Miller finally answered: “I have no knowledge of anything to do with that meeting.” Oh. “But what I can tell you unequivocally is that the allegations and insinuations in the book are nothing but a pile of trash … completely and totally fraudulent.”

Actually, the book confirms what has long been reported about Trump’s temperament and unfitness. When Tapper pointed out that “there are a lot of people in the White House quoted in the book,” Miller focused on Bannon and said the guy was never important: “The president’s statement on Steve settles that once and for all …. The reality is, the president is a political genius with his strategy and his vision and his insight.”

Tapper tried to point out that Bannon was Trump’s senior strategist during the home stretch in ’16, that he was rewarded with senior status in the White House, and that Miller worked “hand in glove” with Bannon. Therefore, “can you really claim that he had nothing to do with Trump or his presidency?”

Whereupon Miller went into a long jag about how Trump the genius “tapped into the pulse of millions and millions of Americans, a phenomenon that [CNN] didn’t see” — somehow overlooking the fact that CNN and the other cable networks saw it all, by airing the campaign rallies live and thus giving Trump several billion bucks in free advertising.

Meanwhile, Tapper was still trying to understand how Miller could claim that Bannon had been a marginal player: “If you would let me ask the question—”

Miller: “No. Because you have 24 hours of hysterical anti-Trump coverage on this network …. This isn’t a courtroom and I have a right to speak!”

Tapper urged Miller to “calm down.” He then listed Bannon’s participation on a number of policy fronts — the original travel ban, pulling out of the Paris climate deal, pulling back on a trade deal — and asked the question again: “Can you acknowledge the reality that he was a key player?”

Miller: “The president has not gotten the due he deserves for the movement he put together” — and he was off on another genius jag. “The truth,” he said, was that when he traveled on Trump’s campaign plane, he watched the candidate “come up with material” for the rallies ….

“You already made that point, Stephen.” Yep. Miller was repeating the genius story he’d told five minutes earlier.

This interview took place roughly 24 hours after Trump lauded himself as a “very stable genius,” so Tapper, having heard quite enough on that theme, asked Miller whether it’s helpful for a president to tweet such things about himself.

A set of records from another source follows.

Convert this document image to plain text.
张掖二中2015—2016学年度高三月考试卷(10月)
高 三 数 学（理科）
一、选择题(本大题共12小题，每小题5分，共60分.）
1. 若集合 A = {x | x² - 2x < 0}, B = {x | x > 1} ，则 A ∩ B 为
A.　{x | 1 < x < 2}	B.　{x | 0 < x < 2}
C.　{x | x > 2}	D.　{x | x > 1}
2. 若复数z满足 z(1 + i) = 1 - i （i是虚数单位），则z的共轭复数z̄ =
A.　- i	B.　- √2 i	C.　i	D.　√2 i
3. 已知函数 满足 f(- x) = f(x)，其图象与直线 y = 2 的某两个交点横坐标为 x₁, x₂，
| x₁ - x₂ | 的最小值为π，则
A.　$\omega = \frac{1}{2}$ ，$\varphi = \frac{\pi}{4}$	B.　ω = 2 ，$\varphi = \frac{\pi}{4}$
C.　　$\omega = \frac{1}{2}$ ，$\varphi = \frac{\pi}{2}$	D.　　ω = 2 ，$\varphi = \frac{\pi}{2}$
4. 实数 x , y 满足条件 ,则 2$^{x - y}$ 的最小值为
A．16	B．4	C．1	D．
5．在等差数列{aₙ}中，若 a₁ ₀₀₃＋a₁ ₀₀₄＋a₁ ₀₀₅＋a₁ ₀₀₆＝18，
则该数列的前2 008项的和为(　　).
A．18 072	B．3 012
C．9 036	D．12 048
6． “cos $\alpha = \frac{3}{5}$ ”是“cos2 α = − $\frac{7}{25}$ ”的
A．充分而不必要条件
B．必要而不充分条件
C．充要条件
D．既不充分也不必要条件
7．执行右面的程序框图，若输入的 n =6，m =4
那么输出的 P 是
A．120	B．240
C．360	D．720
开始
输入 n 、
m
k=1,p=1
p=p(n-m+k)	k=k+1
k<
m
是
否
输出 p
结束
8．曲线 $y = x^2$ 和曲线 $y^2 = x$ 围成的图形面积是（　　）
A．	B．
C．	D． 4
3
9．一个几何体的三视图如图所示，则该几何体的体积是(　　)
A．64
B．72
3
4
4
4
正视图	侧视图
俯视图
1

Miller: “The president’s tweets absolutely reaffirm the plainspoken truth. A self-made billionaire who revolutionized reality TV who tapped into something magical that’s happening in the hearts of this country.” (He’d used the exact same line, about Trump as a self-made billionaire and reality TV revolutionary, five minutes earlier.)

Finally, 12 minutes into the segment, and right after Miller complained that he didn’t even get “three minutes” to hail Trump’s genius, Tapper had had enough. His closing remarks — delivered while Miller continued to yap —  should be emblazoned on a plaque:

“There’s only one viewer you care about right now, and you’re being obsequious and you’re being a factotum in order to please him. And I think I’ve wasted enough of my viewers’ time.”

Bravo. Even Fox News commentator Howard Kurtz said, “I didn’t see anything unfair in Tapper’s questions.” Tapper’s ultimate message — which other anchors should emulate — is that propagandists should do their thing on their own time. Because ours is too valuable to waste. Because the last thing we need is Dear Leader drivel that sounds like this:

“Not for one moment does his hand tremble. A great genius in our midst …. One has to serve him with profound devotion. He is more true, more simple, more farsighted than any statesman that has gone before.”

Oh wait, that’s a quote from Joseph Goebbels.